In a separate but related action, another project opponent, Doug Liman, has asked the MassDEP to determine for itself whether it has jurisdiction over the section of land where the causeway is being built. MassDEP has set a deadline of Nov. 10 to receive written comments on that question, after which it has 60 days to issue a determination.

The 11 plaintiffs are Paul Hornblower, Zachary Lee, Chris Fischer, Greg Worley, Minah Worley, Thomas Bena, Will Sawyer, Rosalie Hornblower, Grace Barrie, Thomas Burns Jr. and Astrid Peterson Burns. A slightly different list of plaintiffs appears on court documents filed in support of the complaint. Officials at the superior court Friday said they were unable to explain the discrepancy.

The plaintiffs are represented by Island attorney Daniel Larkosh and Boston attorney Glen Wood.

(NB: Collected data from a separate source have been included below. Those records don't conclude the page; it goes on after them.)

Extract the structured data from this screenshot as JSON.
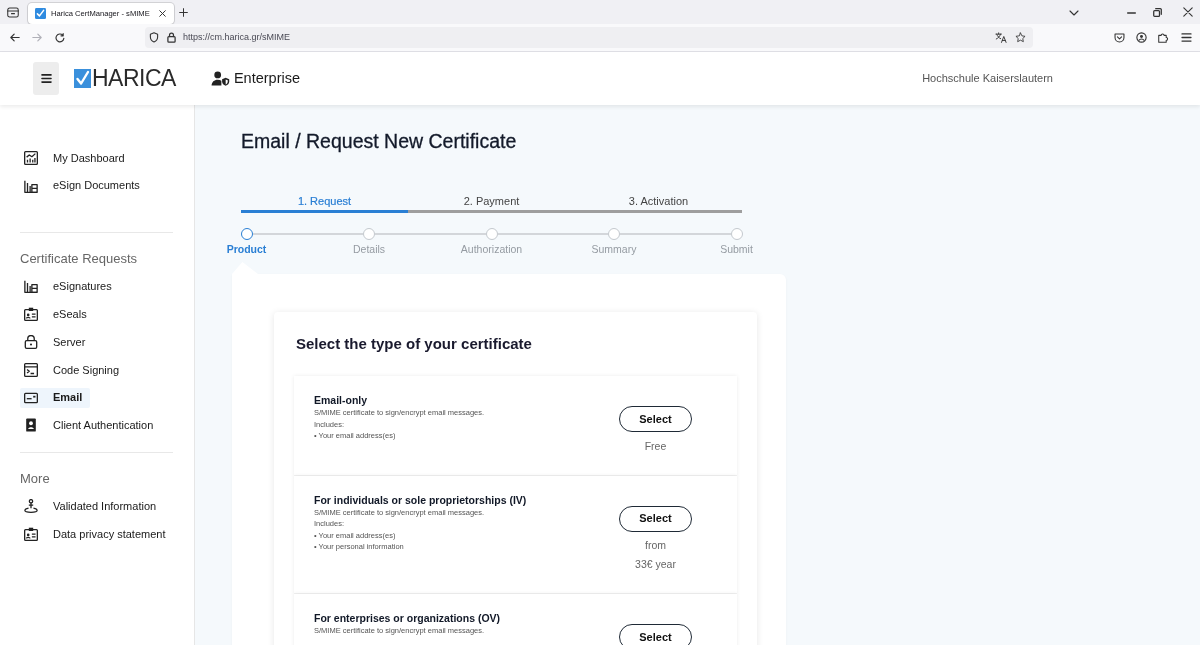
{
  "browser": {
    "tab_title": "Harica CertManager - sMIME",
    "address": "https://cm.harica.gr/sMIME",
    "forward_disabled": true
  },
  "header": {
    "brand": "HARICA",
    "portal": "Enterprise",
    "organization": "Hochschule Kaiserslautern"
  },
  "sidebar": {
    "sections": [
      {
        "items": [
          {
            "label": "My Dashboard",
            "selected": false
          },
          {
            "label": "eSign Documents",
            "selected": false
          }
        ]
      },
      {
        "heading": "Certificate Requests",
        "items": [
          {
            "label": "eSignatures",
            "selected": false
          },
          {
            "label": "eSeals",
            "selected": false
          },
          {
            "label": "Server",
            "selected": false
          },
          {
            "label": "Code Signing",
            "selected": false
          },
          {
            "label": "Email",
            "selected": true
          },
          {
            "label": "Client Authentication",
            "selected": false
          }
        ]
      },
      {
        "heading": "More",
        "items": [
          {
            "label": "Validated Information",
            "selected": false
          },
          {
            "label": "Data privacy statement",
            "selected": false
          }
        ]
      }
    ]
  },
  "page": {
    "title": "Email / Request New Certificate"
  },
  "stepper": {
    "phases": [
      {
        "label": "1. Request",
        "selected": true
      },
      {
        "label": "2. Payment",
        "selected": false
      },
      {
        "label": "3. Activation",
        "selected": false
      }
    ],
    "steps": [
      {
        "label": "Product",
        "selected": true
      },
      {
        "label": "Details",
        "selected": false
      },
      {
        "label": "Authorization",
        "selected": false
      },
      {
        "label": "Summary",
        "selected": false
      },
      {
        "label": "Submit",
        "selected": false
      }
    ]
  },
  "certificate_selection": {
    "heading": "Select the type of your certificate",
    "options": [
      {
        "title": "Email-only",
        "description": "S/MIME certificate to sign/encrypt email messages.",
        "includes_label": "Includes:",
        "includes": [
          "• Your email address(es)"
        ],
        "button": "Select",
        "price": [
          "Free"
        ]
      },
      {
        "title": "For individuals or sole proprietorships (IV)",
        "description": "S/MIME certificate to sign/encrypt email messages.",
        "includes_label": "Includes:",
        "includes": [
          "• Your email address(es)",
          "• Your personal information"
        ],
        "button": "Select",
        "price": [
          "from",
          "33€ year"
        ]
      },
      {
        "title": "For enterprises or organizations (OV)",
        "description": "S/MIME certificate to sign/encrypt email messages.",
        "button": "Select"
      }
    ]
  }
}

Lead attorney Peter Alpert from the Boston law firm Ropes and Gray opposed the group’s motion for injunctive relief to stop work on the project. He referred to a series of legal and regulatory challenges over the past several years. “A small but vocal minority of in dividuals, including several plaintiffs, have done everything conceivable (and inconceivable) to block the project, all to no avail,” wrote the attorneys. “Proving the adage that desperate times call for desperate measures, plaintiffs have resorted to bringing two entirely frivolous claims.”

In its own opposition to the request for a preliminary injunction, C. White Marine said stopping the project would be expensive in terms of money and time, putting a $1.5 million price tag on the work.

An issue in the lawsuit was whether the project lies below the historic high water mark. The plaintiffs cite historic aerial photographs of Squibnocket Pond to support their contention that the project lies below the high water mark, which would require a MassDEP license under Chapter 91 of Massachusetts law.

Attorneys for Squibnocket Farm refuted the claim, and Judge Nickerson agreed.